Director: Hiromasa Yonebayashi
Producers: Yoshiaki Nishimura, Will Clarke (English version)
Written By: Riko Sakaguchi, Hiromasa Yonebayashi
Based on: ‘The Little Broomstick’ by Mary Stewart (novel)
Starring: Hana Sugisaki, Lynda Freedman (English adaptation)
Pleasantly surprised. Fantastic storytelling, took me back to my childhood, back to the early days when I discovered films were a window into another world, an escape from reality.
The film’s story is based on a children’s novel The Little Broomstick, written in 1971 by the English author Mary Stewart, long before Kiki’s Delivery Service and the Harry Potter series. When I watched Mary and the Witch’s Flower, I did not know that, and even though I noticed certain similarities, to focus on these would not be objective nor fair.

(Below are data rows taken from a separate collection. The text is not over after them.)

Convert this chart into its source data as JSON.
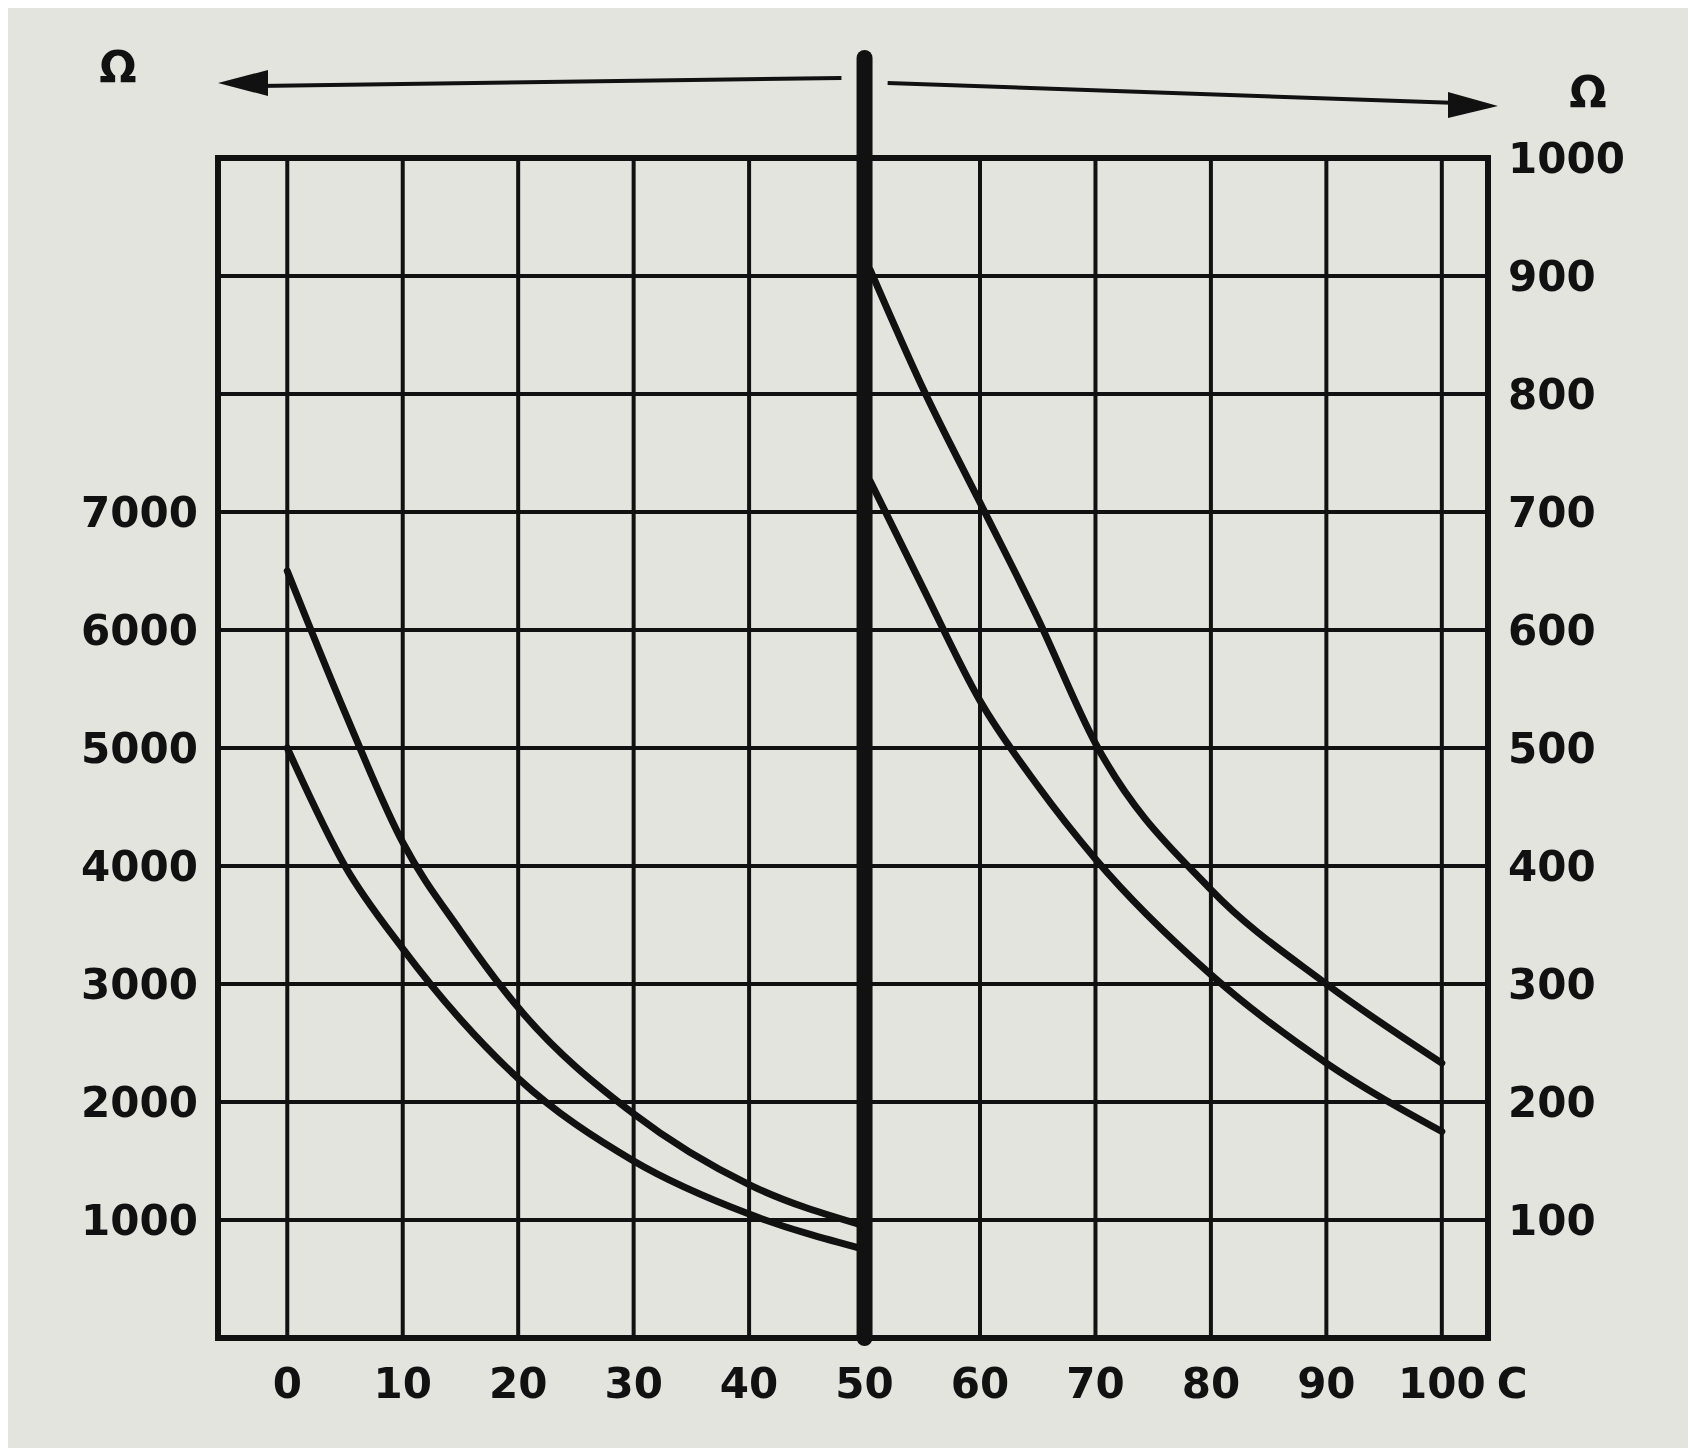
{
  "chart_data": {
    "type": "line",
    "xlabel": "C",
    "ylabel": "Ω",
    "y2label": "Ω",
    "xlim": [
      -6,
      104
    ],
    "xticks": [
      0,
      10,
      20,
      30,
      40,
      50,
      60,
      70,
      80,
      90,
      100
    ],
    "ylim": [
      0,
      10000
    ],
    "yticks": [
      1000,
      2000,
      3000,
      4000,
      5000,
      6000,
      7000,
      {
        "value": 8000,
        "label": null
      },
      {
        "value": 9000,
        "label": null
      }
    ],
    "y2lim": [
      0,
      1000
    ],
    "y2ticks": [
      100,
      200,
      300,
      400,
      500,
      600,
      700,
      800,
      900,
      1000
    ],
    "grid": true,
    "marker": "none",
    "line_style": "solid",
    "ref_lines": [
      {
        "axis": "x",
        "value": 50,
        "color": "#111111"
      }
    ],
    "series": [
      {
        "color": "#111111",
        "x": [
          0,
          5,
          10,
          15,
          20,
          30,
          40,
          50
        ],
        "values": [
          6500,
          5300,
          4200,
          3450,
          2800,
          1900,
          1300,
          950
        ]
      },
      {
        "color": "#111111",
        "x": [
          0,
          5,
          10,
          15,
          20,
          30,
          40,
          50
        ],
        "values": [
          5000,
          4000,
          3300,
          2700,
          2200,
          1500,
          1050,
          750
        ]
      },
      {
        "color": "#111111",
        "axis": "y2",
        "x": [
          50.5,
          55,
          60,
          65,
          70,
          80,
          90,
          100
        ],
        "values": [
          905,
          806,
          708,
          610,
          504,
          380,
          300,
          233
        ]
      },
      {
        "color": "#111111",
        "axis": "y2",
        "x": [
          50.5,
          55,
          60,
          65,
          70,
          80,
          90,
          100
        ],
        "values": [
          726,
          637,
          540,
          468,
          406,
          308,
          233,
          175
        ]
      }
    ]
  }
}
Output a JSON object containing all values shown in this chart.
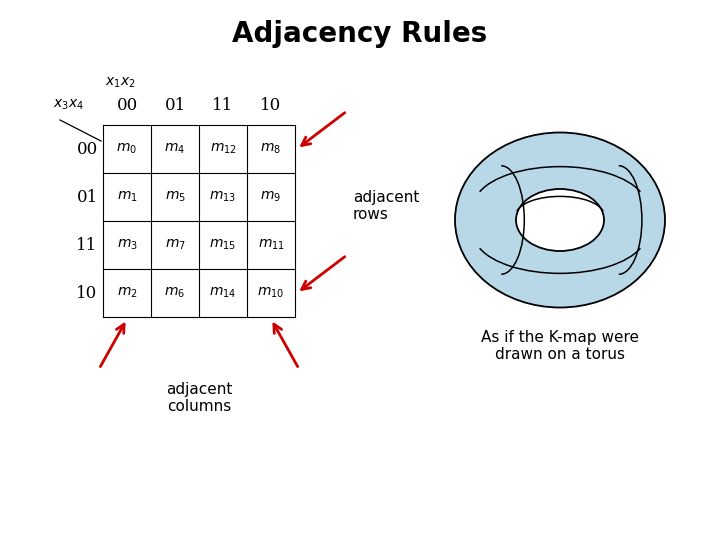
{
  "title": "Adjacency Rules",
  "title_fontsize": 20,
  "background_color": "#ffffff",
  "kmap": {
    "col_headers": [
      "00",
      "01",
      "11",
      "10"
    ],
    "row_headers": [
      "00",
      "01",
      "11",
      "10"
    ],
    "cells": [
      [
        "m_0",
        "m_4",
        "m_{12}",
        "m_8"
      ],
      [
        "m_1",
        "m_5",
        "m_{13}",
        "m_9"
      ],
      [
        "m_3",
        "m_7",
        "m_{15}",
        "m_{11}"
      ],
      [
        "m_2",
        "m_6",
        "m_{14}",
        "m_{10}"
      ]
    ],
    "x_label": "x_1x_2",
    "y_label": "x_3x_4"
  },
  "arrow_color": "#cc0000",
  "torus_color": "#b8d8e8",
  "torus_outline": "#000000",
  "adjacent_rows_label": "adjacent\nrows",
  "adjacent_columns_label": "adjacent\ncolumns",
  "torus_text": "As if the K-map were\ndrawn on a torus"
}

I love Japanese animation and the word ‘love’ doesn’t even scratch the surface of what I feel about it. I grew up rewatching season after season of Dragon Ball and Captain Tsubasa to name a couple. Combine that with films such as Spirited Away (2001) and Howl’s Moving Castle (2004), and you’ll know what I mean. I had expectations, I won’t lie.
The storytelling is strong enough to fly high. I was skeptic for about 30 seconds but then I was charmed. Popcorn in hand, I became a child again, sitting at the movie theatre and going along with Mary’s adventure.

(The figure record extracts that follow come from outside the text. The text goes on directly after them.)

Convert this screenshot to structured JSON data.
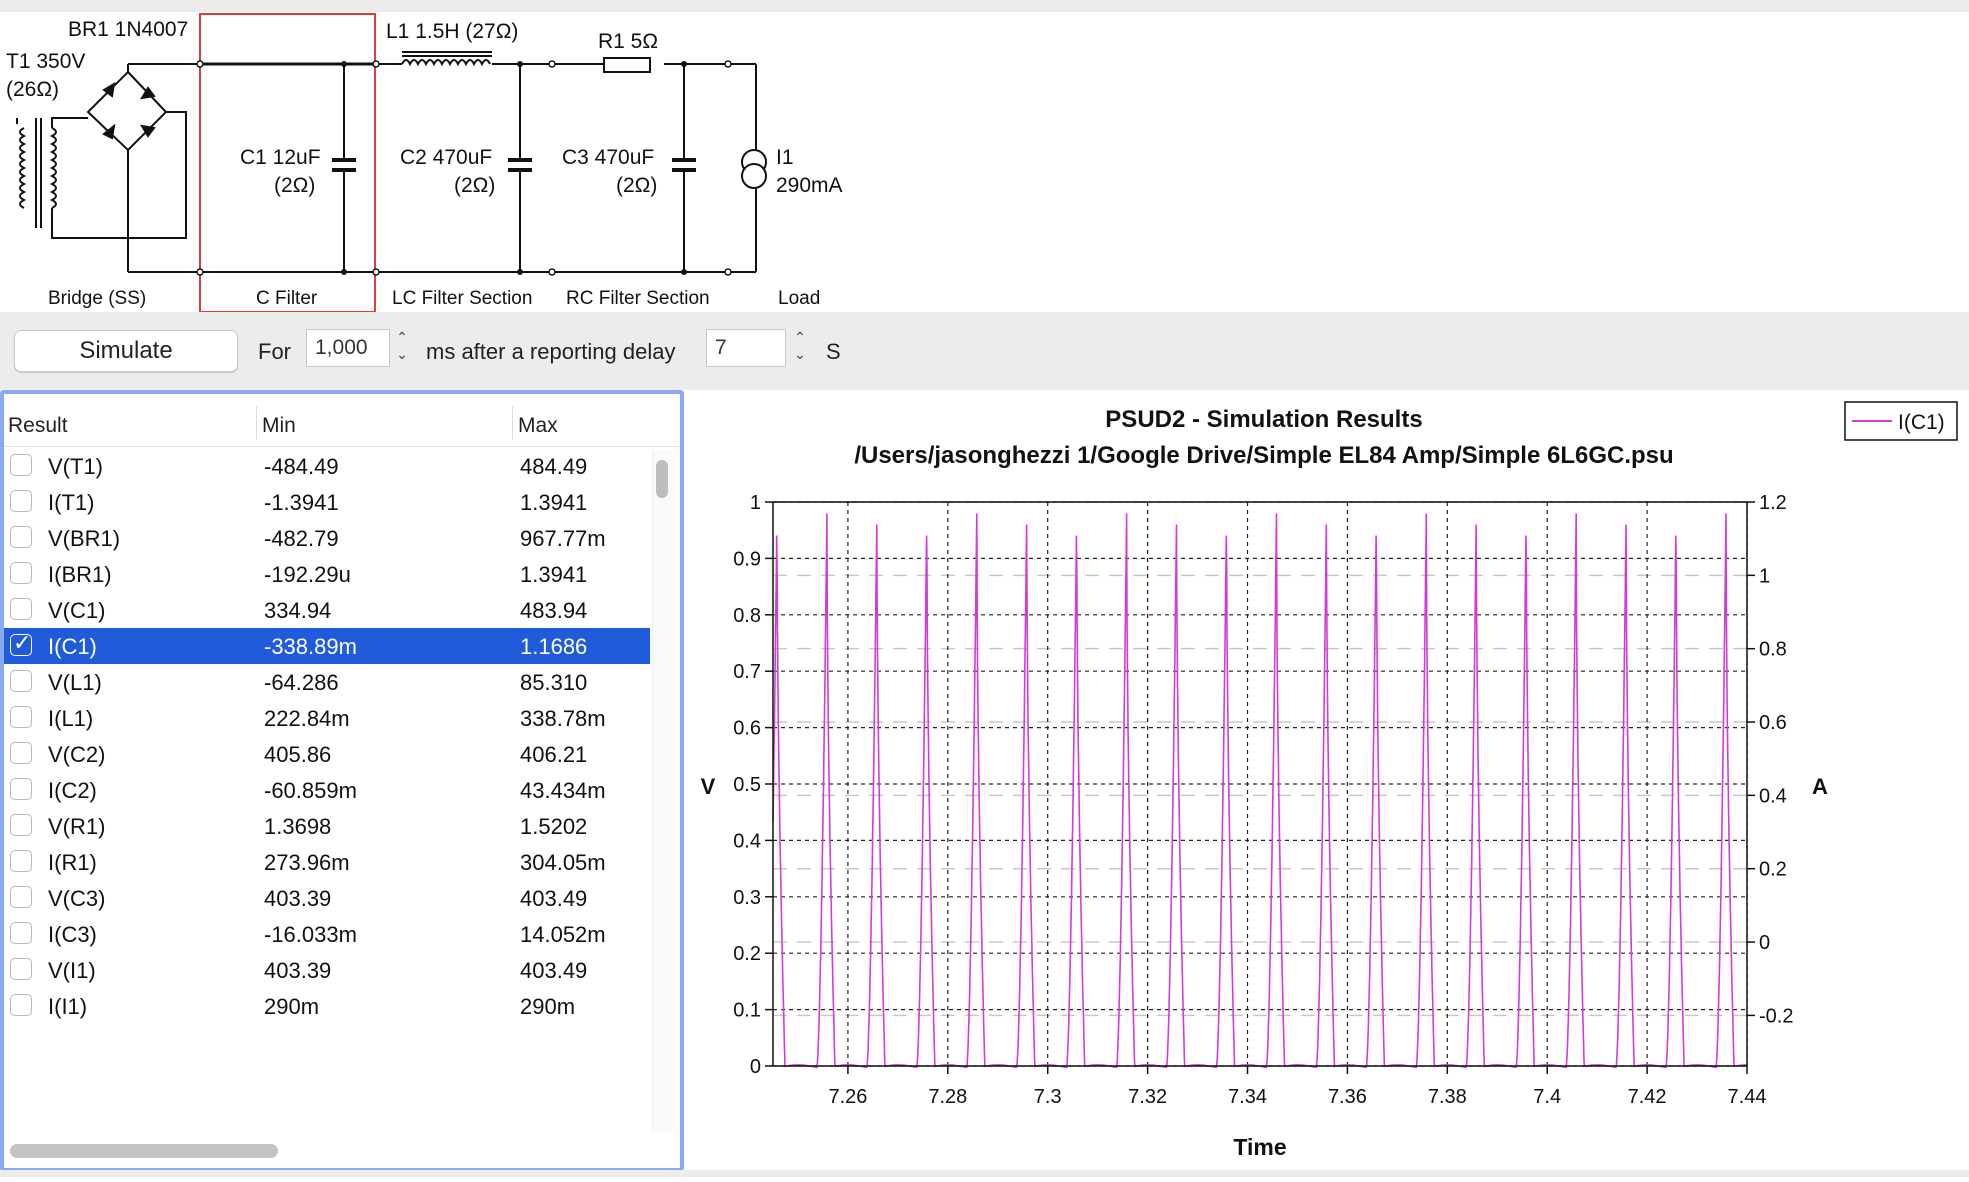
{
  "schematic": {
    "t1_label": "T1 350V",
    "t1_res": "(26Ω)",
    "br1_label": "BR1 1N4007",
    "l1_label": "L1 1.5H (27Ω)",
    "r1_label": "R1 5Ω",
    "c1_label": "C1 12uF",
    "c1_res": "(2Ω)",
    "c2_label": "C2 470uF",
    "c2_res": "(2Ω)",
    "c3_label": "C3 470uF",
    "c3_res": "(2Ω)",
    "i1_label": "I1",
    "i1_value": "290mA",
    "sections": [
      "Bridge (SS)",
      "C Filter",
      "LC Filter Section",
      "RC Filter Section",
      "Load"
    ]
  },
  "toolbar": {
    "simulate_label": "Simulate",
    "for_label": "For",
    "duration_value": "1,000",
    "ms_label": "ms after a reporting delay",
    "delay_value": "7",
    "s_label": "S"
  },
  "results": {
    "headers": [
      "Result",
      "Min",
      "Max"
    ],
    "rows": [
      {
        "name": "V(T1)",
        "min": "-484.49",
        "max": "484.49",
        "selected": false
      },
      {
        "name": "I(T1)",
        "min": "-1.3941",
        "max": "1.3941",
        "selected": false
      },
      {
        "name": "V(BR1)",
        "min": "-482.79",
        "max": "967.77m",
        "selected": false
      },
      {
        "name": "I(BR1)",
        "min": "-192.29u",
        "max": "1.3941",
        "selected": false
      },
      {
        "name": "V(C1)",
        "min": "334.94",
        "max": "483.94",
        "selected": false
      },
      {
        "name": "I(C1)",
        "min": "-338.89m",
        "max": "1.1686",
        "selected": true
      },
      {
        "name": "V(L1)",
        "min": "-64.286",
        "max": "85.310",
        "selected": false
      },
      {
        "name": "I(L1)",
        "min": "222.84m",
        "max": "338.78m",
        "selected": false
      },
      {
        "name": "V(C2)",
        "min": "405.86",
        "max": "406.21",
        "selected": false
      },
      {
        "name": "I(C2)",
        "min": "-60.859m",
        "max": "43.434m",
        "selected": false
      },
      {
        "name": "V(R1)",
        "min": "1.3698",
        "max": "1.5202",
        "selected": false
      },
      {
        "name": "I(R1)",
        "min": "273.96m",
        "max": "304.05m",
        "selected": false
      },
      {
        "name": "V(C3)",
        "min": "403.39",
        "max": "403.49",
        "selected": false
      },
      {
        "name": "I(C3)",
        "min": "-16.033m",
        "max": "14.052m",
        "selected": false
      },
      {
        "name": "V(I1)",
        "min": "403.39",
        "max": "403.49",
        "selected": false
      },
      {
        "name": "I(I1)",
        "min": "290m",
        "max": "290m",
        "selected": false
      }
    ]
  },
  "chart_data": {
    "type": "line",
    "title": "PSUD2 - Simulation Results",
    "subtitle": "/Users/jasonghezzi 1/Google Drive/Simple EL84 Amp/Simple 6L6GC.psu",
    "xlabel": "Time",
    "ylabel_left": "V",
    "ylabel_right": "A",
    "xlim": [
      7.245,
      7.44
    ],
    "ylim_left": [
      0,
      1
    ],
    "ylim_right": [
      -0.338,
      1.2
    ],
    "x_ticks": [
      "7.26",
      "7.28",
      "7.3",
      "7.32",
      "7.34",
      "7.36",
      "7.38",
      "7.4",
      "7.42",
      "7.44"
    ],
    "y_left_ticks": [
      "0",
      "0.1",
      "0.2",
      "0.3",
      "0.4",
      "0.5",
      "0.6",
      "0.7",
      "0.8",
      "0.9",
      "1"
    ],
    "y_right_ticks": [
      "-0.2",
      "0",
      "0.2",
      "0.4",
      "0.6",
      "0.8",
      "1",
      "1.2"
    ],
    "grid": true,
    "legend_position": "top-right",
    "series": [
      {
        "name": "I(C1)",
        "color": "#d43ad8",
        "axis": "right",
        "period": 0.01,
        "first_peak": 7.2458,
        "peak": 1.1686,
        "trough": -0.3389,
        "peak_times": [
          7.2458,
          7.2558,
          7.2658,
          7.2758,
          7.2858,
          7.2958,
          7.3058,
          7.3158,
          7.3258,
          7.3358,
          7.3458,
          7.3558,
          7.3658,
          7.3758,
          7.3858,
          7.3958,
          7.4058,
          7.4158,
          7.4258,
          7.4358
        ]
      }
    ]
  }
}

Mary and The Witch’s Flower is much more than an animation based on a book. It all started when producer Yoshiaki Nishimura was charmed by one bit of dialogue that he read in the original story: “And it wouldn’t be right to use the spellbook to unlock the front door, either. I’ll do it the way it’s used to, even if it does take longer…”
Set in a magical world, Mary goes through many fun and scary adventures filled with heart-beating excitement, thrills and suspense, flying the skies and travelling beyond the clouds. After these dazzling adventures, Mary finds herself without any magical powers, only a simple broom and a single promise she made. This is when Mary discovers the true strength within her.

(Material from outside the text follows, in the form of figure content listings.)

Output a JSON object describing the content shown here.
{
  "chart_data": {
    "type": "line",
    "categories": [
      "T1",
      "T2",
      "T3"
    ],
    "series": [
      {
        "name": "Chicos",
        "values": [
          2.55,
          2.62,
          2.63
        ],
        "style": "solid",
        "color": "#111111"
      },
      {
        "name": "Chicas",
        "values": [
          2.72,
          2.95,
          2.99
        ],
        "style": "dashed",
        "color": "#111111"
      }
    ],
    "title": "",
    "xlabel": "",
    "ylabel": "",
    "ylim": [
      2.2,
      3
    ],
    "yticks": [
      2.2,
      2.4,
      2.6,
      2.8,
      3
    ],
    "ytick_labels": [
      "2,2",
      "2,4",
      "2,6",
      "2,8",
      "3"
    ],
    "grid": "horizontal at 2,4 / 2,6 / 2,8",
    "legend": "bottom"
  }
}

Unusual harmony with one musical instrument is heard throughout the film. It is the sound of the stringed percussion instrument called the hammered dulcimer. In search of an uncommon musical instrument to set the tone for the entire film, producer Nishimura learnt from animation director Isao Takahata, about the hammered dulcimer, Nishimura decided to make it the central instrument for the film.
After leaving Studio Ghibli at the end of 2014, Yoshiaki Nishimura established his own animation studio on April 15, 2015. The origin of the studio’s name, ponoć, comes from an expression in Croatian meaning “midnight” and “the beginning of a new day”. The current film Mary and The Witch’s Flower is Studio Ponoc’s first feature animation, and involved a large number of creators and staff from Nishimura’s days at Studio Ghibli.
The attention to detail throughout the film makes me excited about what’s to come from the new-born Studio Ponoc, where talented artists and creators who worked on past Studio Ghibli productions have come together to work on director Yonebayashi and producer Nishimura’s newest work.
If I were you, I would be keeping an eye out for them. I know I will.